The final fiddling with the draft board is done for the 2020 NFL draft kicking off at 8 p.m. ET on Thursday (ESPN/ABC/ESPN app). Now all the Dallas Cowboys can do is wait.
“I like our 17th hole,” Cowboys owner and general manager Jerry Jones said. “I like the spot we’re in at 17.”
While Dallas will be at the mercy of what happens with the draft’s first 16 picks, Jones likes the Cowboys’ position because it could present all kinds of options.
Let’s take a look:
Stay put at No. 17
This is the most likely of scenarios to play out for Dallas. Executive vice president Stephen Jones said the Cowboys do not feel pressure to draft a player at a specific position. That train of thought could make for a good debate, because the Cowboys could use cornerback and pass-rush help to mitigate the losses of Byron Jones and Robert Quinn in NFL free agency.
If that is how the Cowboys feel, then they believe they will get a good player at No. 17.
So, who are the top options for the franchise, and who might be available?
Florida cornerback C.J. Henderson, LSU defensive end K’Lavon Chaisson, Clemson cornerback A.J. Terrell, Oklahoma linebacker Kenneth Murray and Alabama safety Xavier McKinney are names to watch.
The Cowboys met with all of them virtually before the draft, but Henderson might be gone by the time the Cowboys pick. Chaisson fills the pass-rusher need, even if Aldon Smith and Randy Gregory are reinstated and can suit up for the Cowboys in the fall. Terrell was one of the best players on Clemson’s defense the past two seasons and is versatile enough to play inside.
Linebacker and safety might not be positions of absolute need for the Cowboys, but Murray can make plays all over the field, and he attacks the line of scrimmage. McKinney is an instinctive player who can go get the ball; the Cowboys need a lot of that.
It’s not like a draft-day trade can be accomplished and executed with a snap of the fingers. There has to be a player that would make another team want to move up, and in this year’s draft, that could be a quarterback, offensive tackle or receiver. Of those three positions, the Cowboys need a slot receiver, but in a draft deep with wideouts, they could seek to gain more picks in a trade and grab a receiver later on.
The last time the Cowboys traded down in the first round, they made out quite well.
They moved from No. 18 to No. 31 in 2013 and selected center Travis Frederick, while gaining a third-round pick that turned into wide receiver Terrance Williams. At the time, the Cowboys were ridiculed by many, but Frederick became one of the best centers in the NFL and Williams was a mostly productive player.
“That circumstance is possible if you can in any way look at the makeup of the draft and predict that, which you really can’t,” Jerry Jones said. “But there’s enough here to work with.”
The danger is moving too far back and missing out on players the Cowboys like.

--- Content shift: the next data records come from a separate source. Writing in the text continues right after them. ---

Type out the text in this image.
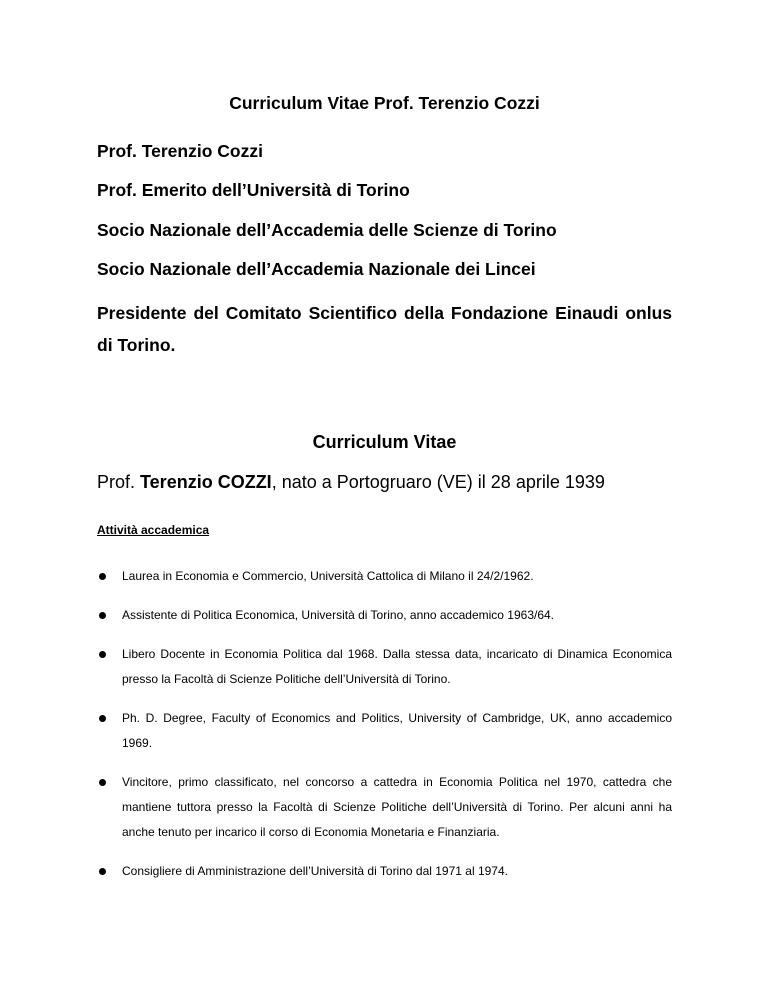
Curriculum Vitae Prof. Terenzio Cozzi
Prof. Terenzio Cozzi
Prof. Emerito dell’Università di Torino
Socio Nazionale dell’Accademia delle Scienze di Torino
Socio Nazionale dell’Accademia Nazionale dei Lincei
Presidente del Comitato Scientifico della Fondazione Einaudi onlus di Torino.
Curriculum Vitae
Prof. Terenzio COZZI, nato a Portogruaro (VE) il 28 aprile 1939
Attività accademica
Laurea in Economia e Commercio, Università Cattolica di Milano il 24/2/1962.
Assistente di Politica Economica, Università di Torino, anno accademico 1963/64.
Libero Docente in Economia Politica dal 1968. Dalla stessa data, incaricato di Dinamica Economica presso la Facoltà di Scienze Politiche dell’Università di Torino.
Ph. D. Degree, Faculty of Economics and Politics, University of Cambridge, UK, anno accademico 1969.
Vincitore, primo classificato, nel concorso a cattedra in Economia Politica nel 1970, cattedra che mantiene tuttora presso la Facoltà di Scienze Politiche dell’Università di Torino. Per alcuni anni ha anche tenuto per incarico il corso di Economia Monetaria e Finanziaria.
Consigliere di Amministrazione dell’Università di Torino dal 1971 al 1974.
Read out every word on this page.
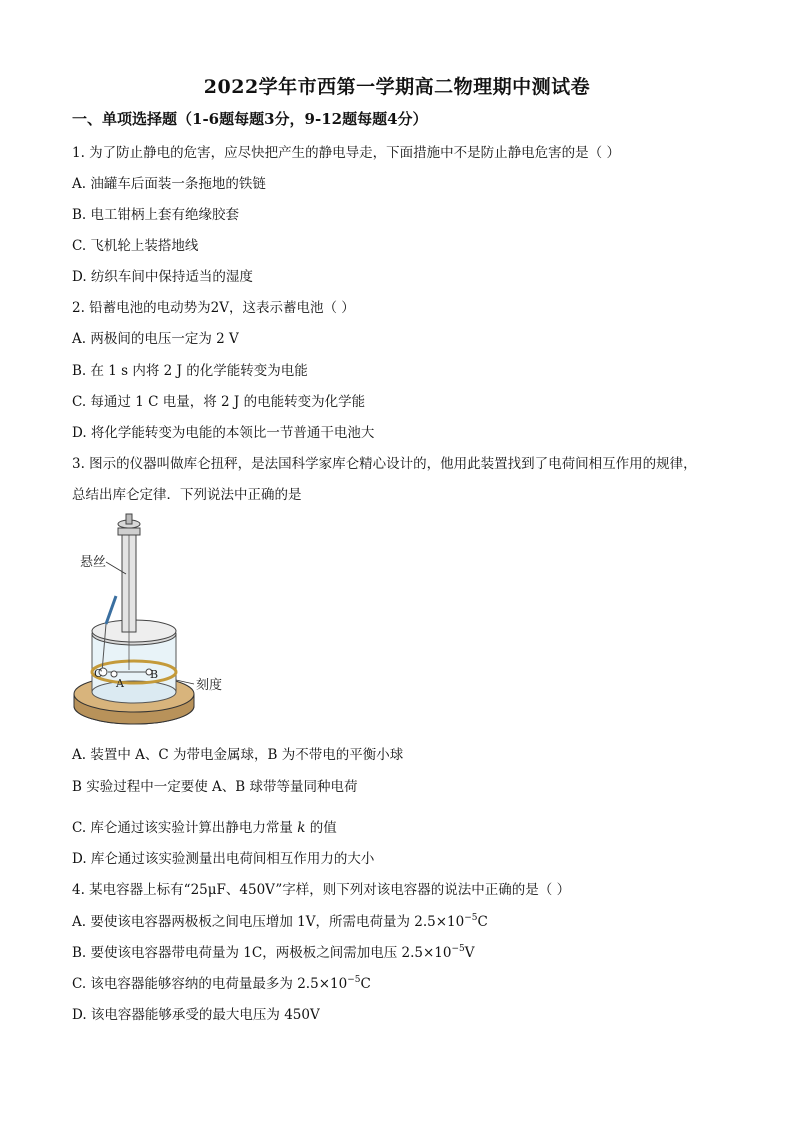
2022学年市西第一学期高二物理期中测试卷
一、单项选择题（1-6题每题3分，9-12题每题4分）
1. 为了防止静电的危害，应尽快把产生的静电导走，下面措施中不是防止静电危害的是（ ）
A. 油罐车后面装一条拖地的铁链
B. 电工钳柄上套有绝缘胶套
C. 飞机轮上装搭地线
D. 纺织车间中保持适当的湿度
2. 铅蓄电池的电动势为2V，这表示蓄电池（ ）
A. 两极间的电压一定为 2 V
B. 在 1 s 内将 2 J 的化学能转变为电能
C. 每通过 1 C 电量，将 2 J 的电能转变为化学能
D. 将化学能转变为电能的本领比一节普通干电池大
3. 图示的仪器叫做库仑扭秤，是法国科学家库仑精心设计的，他用此装置找到了电荷间相互作用的规律，
总结出库仑定律．下列说法中正确的是
悬丝
C
A
B
刻度
A. 装置中 A、C 为带电金属球，B 为不带电的平衡小球
B 实验过程中一定要使 A、B 球带等量同种电荷
C. 库仑通过该实验计算出静电力常量 k 的值
D. 库仑通过该实验测量出电荷间相互作用力的大小
4. 某电容器上标有“25μF、450V”字样，则下列对该电容器的说法中正确的是（ ）
A. 要使该电容器两极板之间电压增加 1V，所需电荷量为 $2.5\times 10^{-5}C$
B. 要使该电容器带电荷量为 1C，两极板之间需加电压 $2.5\times 10^{-5}V$
C. 该电容器能够容纳的电荷量最多为 $2.5\times 10^{-5}C$
D. 该电容器能够承受的最大电压为 450V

Frederick was the last offensive lineman on the Cowboys’ board whom they thought could be a walk-in starter.
When discussing the possibility of trading for a star player, such as safety Jamal Adams of the New York Jets, Jones called it “highly unlikely.” A move up for the Cowboys in this year’s draft would seem unlikely as well.
The Cowboys need as many picks as possible to balance out the team’s top-heavy salary cap that will be made even more top-heavier whenever quarterback Dak Prescott signs his deal. The Cowboys need to have middle-round picks pan out to build depth now and become starters in future seasons.
Trading up a few spots might not be as costly, but the last time the Cowboys made a major move up in the first round was in 2012 when they gave up the 14th and 45th picks to get to No. 6 overall to take cornerback Morris Claiborne. Injuries and inconsistencies led to Claiborne not being the player the Cowboys hoped and he was gone after five seasons.